Gendered Migration Decisions: Shifting Priorities of Highly Skilled Chinese in Japan in the Life Course

Tuesday, July 15, 2014: 10:30 AM
Room: 315
Oral Presentation
Ruth ACHENBACH , Department of Japanese Studies, University of Hamburg, Germany
Japan, although suffering from a shrinking population in times of economic stagnation, fails to tap the full potential of women and retain international talent in the national labor market. For highly skilled female migrants, this makes Japan an even less attractive destination, as they struggle to advance careers and fulfill roles in families. Yet, with the notable exception of Liu-Farrer’s (2009) work, this group has not featured in scholarly literature on labor migration to Japan, which tends to focus on (highly skilled) male migrants and reduces female migration to less skilled migrants. To improve Japan’s immigration policies and increase female labor force participation, not only policy and economic frameworks need to be examined but specifically individual decision-making processes have to take center stage.

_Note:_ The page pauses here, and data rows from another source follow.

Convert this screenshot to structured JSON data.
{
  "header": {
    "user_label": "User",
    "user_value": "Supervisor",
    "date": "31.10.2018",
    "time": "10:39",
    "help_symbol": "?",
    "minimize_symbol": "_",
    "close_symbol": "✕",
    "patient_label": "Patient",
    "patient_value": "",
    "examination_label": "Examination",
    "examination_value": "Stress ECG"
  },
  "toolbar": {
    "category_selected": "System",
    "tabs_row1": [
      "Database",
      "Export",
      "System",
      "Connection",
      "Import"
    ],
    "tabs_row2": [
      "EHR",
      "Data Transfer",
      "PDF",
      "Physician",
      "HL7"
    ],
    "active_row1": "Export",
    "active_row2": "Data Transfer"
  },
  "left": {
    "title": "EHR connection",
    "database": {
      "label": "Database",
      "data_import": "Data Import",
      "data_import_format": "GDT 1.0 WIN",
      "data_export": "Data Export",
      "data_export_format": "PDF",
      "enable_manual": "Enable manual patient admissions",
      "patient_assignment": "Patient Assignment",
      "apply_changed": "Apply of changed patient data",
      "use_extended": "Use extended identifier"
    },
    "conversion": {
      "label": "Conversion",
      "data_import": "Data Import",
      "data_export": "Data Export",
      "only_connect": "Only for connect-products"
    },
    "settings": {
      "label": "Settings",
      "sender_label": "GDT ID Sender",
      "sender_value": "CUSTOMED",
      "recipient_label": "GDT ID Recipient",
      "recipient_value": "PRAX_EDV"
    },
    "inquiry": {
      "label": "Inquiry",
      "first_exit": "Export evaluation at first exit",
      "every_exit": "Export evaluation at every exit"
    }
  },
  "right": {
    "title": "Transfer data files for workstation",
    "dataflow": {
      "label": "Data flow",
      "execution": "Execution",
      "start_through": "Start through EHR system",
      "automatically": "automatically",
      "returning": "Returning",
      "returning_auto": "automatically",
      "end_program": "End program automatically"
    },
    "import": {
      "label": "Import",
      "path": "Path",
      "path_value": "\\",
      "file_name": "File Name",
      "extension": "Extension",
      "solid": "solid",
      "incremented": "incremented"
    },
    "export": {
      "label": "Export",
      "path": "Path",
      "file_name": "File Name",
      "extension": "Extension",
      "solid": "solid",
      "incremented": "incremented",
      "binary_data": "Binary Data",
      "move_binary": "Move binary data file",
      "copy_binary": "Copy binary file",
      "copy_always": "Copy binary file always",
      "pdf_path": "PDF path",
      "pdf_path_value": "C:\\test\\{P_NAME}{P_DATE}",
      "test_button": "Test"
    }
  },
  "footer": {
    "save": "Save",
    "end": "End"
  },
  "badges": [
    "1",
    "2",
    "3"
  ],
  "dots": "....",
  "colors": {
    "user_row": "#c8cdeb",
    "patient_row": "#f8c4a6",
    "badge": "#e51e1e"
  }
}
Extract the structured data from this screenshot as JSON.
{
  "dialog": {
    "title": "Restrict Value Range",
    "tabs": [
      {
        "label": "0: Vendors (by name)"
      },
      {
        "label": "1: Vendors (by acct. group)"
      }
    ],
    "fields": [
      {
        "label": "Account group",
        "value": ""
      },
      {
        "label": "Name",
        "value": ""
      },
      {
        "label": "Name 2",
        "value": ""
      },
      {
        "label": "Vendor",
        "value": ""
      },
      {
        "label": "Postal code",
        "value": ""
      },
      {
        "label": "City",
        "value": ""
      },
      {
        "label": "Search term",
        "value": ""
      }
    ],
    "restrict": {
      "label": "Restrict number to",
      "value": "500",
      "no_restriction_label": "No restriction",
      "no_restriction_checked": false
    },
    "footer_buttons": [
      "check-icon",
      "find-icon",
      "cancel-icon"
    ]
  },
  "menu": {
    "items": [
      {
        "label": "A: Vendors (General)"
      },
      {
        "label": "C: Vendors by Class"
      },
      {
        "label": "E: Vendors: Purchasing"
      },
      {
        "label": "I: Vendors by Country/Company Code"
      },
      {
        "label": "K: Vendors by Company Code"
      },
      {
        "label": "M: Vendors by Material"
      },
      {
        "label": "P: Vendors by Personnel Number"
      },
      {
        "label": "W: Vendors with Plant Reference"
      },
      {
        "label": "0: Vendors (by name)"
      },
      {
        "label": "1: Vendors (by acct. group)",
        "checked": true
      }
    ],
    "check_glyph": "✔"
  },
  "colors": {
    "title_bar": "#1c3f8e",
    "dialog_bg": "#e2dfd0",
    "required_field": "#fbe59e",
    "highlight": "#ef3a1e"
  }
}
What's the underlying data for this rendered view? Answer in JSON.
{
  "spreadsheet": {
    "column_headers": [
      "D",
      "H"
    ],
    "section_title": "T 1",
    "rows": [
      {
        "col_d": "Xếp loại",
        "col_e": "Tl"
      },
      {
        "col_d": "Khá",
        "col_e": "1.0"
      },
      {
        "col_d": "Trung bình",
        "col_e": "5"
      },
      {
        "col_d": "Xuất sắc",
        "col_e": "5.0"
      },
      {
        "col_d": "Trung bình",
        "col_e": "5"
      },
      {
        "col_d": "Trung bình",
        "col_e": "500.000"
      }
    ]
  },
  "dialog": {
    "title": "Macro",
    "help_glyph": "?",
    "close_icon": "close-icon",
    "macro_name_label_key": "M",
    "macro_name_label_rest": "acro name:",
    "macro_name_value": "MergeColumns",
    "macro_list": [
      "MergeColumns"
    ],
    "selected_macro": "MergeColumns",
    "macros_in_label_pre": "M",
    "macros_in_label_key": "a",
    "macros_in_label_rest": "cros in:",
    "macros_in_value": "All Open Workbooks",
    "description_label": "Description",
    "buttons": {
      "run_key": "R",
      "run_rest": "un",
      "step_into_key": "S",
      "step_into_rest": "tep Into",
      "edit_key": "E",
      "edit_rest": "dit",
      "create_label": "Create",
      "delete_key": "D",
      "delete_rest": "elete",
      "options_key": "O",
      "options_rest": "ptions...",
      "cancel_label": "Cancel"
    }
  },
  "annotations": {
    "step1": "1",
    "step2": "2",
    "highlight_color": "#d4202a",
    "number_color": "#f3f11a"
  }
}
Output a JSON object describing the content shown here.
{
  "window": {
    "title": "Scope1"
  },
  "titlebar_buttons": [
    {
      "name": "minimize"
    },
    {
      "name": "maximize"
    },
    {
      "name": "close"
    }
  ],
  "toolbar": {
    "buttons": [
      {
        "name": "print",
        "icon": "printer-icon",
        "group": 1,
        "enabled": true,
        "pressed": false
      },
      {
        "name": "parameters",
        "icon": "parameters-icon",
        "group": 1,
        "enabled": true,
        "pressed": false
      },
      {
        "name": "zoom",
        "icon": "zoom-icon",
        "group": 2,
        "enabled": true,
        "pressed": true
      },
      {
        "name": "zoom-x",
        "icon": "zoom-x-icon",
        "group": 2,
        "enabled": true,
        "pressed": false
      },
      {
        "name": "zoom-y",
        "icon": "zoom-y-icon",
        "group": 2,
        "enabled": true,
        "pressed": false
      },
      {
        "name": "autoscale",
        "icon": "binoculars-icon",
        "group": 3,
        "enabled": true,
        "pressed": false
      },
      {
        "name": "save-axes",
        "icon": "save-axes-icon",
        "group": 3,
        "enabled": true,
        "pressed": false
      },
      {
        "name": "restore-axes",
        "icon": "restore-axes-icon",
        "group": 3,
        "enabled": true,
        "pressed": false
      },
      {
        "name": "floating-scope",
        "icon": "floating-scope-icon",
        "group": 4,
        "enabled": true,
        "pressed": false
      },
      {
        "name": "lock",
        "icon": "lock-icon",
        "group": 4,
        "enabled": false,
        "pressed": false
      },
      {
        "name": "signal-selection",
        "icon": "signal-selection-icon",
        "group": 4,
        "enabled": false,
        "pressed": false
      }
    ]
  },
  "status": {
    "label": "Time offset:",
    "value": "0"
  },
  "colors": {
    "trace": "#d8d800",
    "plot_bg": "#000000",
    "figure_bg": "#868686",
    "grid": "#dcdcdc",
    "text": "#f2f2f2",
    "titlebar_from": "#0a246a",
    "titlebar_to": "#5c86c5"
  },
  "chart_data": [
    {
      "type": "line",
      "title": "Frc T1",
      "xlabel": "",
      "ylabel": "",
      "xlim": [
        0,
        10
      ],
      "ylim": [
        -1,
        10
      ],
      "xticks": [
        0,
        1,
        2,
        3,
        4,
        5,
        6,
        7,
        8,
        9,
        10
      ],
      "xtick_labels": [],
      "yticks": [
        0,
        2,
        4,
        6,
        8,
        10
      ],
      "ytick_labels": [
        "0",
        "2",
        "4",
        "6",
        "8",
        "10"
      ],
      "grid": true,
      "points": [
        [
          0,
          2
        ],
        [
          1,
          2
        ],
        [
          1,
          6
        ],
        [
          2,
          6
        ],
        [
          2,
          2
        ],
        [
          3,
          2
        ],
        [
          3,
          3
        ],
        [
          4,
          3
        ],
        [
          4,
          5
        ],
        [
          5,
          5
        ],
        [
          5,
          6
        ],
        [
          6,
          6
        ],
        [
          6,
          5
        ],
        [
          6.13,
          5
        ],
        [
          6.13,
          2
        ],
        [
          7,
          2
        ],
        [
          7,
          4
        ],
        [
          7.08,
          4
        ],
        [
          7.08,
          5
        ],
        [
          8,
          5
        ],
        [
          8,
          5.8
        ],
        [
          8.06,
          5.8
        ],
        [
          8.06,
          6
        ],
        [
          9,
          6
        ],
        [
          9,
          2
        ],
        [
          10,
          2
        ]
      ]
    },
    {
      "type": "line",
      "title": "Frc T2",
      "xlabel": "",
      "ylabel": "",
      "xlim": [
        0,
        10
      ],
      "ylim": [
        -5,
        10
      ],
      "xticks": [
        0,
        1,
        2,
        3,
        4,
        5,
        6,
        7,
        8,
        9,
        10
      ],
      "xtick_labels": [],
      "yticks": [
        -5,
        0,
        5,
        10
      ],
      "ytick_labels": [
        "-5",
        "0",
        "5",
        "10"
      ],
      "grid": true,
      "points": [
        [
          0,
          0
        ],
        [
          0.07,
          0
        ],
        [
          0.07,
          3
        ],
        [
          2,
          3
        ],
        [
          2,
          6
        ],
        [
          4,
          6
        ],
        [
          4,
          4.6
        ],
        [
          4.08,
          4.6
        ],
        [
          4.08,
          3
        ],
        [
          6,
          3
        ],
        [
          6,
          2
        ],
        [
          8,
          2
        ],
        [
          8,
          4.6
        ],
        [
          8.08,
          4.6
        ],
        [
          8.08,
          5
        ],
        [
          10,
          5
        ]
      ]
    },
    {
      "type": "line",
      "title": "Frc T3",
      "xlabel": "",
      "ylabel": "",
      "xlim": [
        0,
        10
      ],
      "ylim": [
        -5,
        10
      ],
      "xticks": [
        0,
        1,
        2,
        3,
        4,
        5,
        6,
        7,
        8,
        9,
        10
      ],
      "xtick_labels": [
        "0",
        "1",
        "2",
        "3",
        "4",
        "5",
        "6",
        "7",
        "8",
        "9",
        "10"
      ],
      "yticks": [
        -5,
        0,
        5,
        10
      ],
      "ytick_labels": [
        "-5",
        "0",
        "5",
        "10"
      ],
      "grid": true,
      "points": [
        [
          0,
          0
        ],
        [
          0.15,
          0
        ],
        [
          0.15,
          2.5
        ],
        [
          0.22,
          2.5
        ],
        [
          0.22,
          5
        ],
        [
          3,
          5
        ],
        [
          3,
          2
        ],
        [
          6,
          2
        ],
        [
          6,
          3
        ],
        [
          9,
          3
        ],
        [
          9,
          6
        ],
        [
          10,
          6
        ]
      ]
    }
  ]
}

This paper focuses on Chinese highly skilled migrants’ (re-)migration decisions. It analyzes factors influencing Chinese men and women in Japan in three influential spheres: perceptions of a) responsibilities to the family (e.g. towards ageing parents, for children’s education, spouse’s preferences), b) career considerations (applicability of skills, income level, career chances) and c) personal preferences (life style, political values etc.). Migrants aim for the best balance between those factors. In addition to these considerations, migrants’ decision-making processes are influenced by the position in the household (influence of parents, partners and children), and migration policies and economic development of return and migration destinations. Priorities shift with life stage and differ with gender. Based mainly on qualitative and statistical analyses of interviews conducted in 2011–12 with 56 female/64 male Chinese migrants to Japan, this study sheds light on the status and agency of women in Chinese and Japanese societies and labor markets. It identifies gendered differences in migration decision-making behavior and provides the basis for better understanding and for improved policies to support badly needed female labor migrants.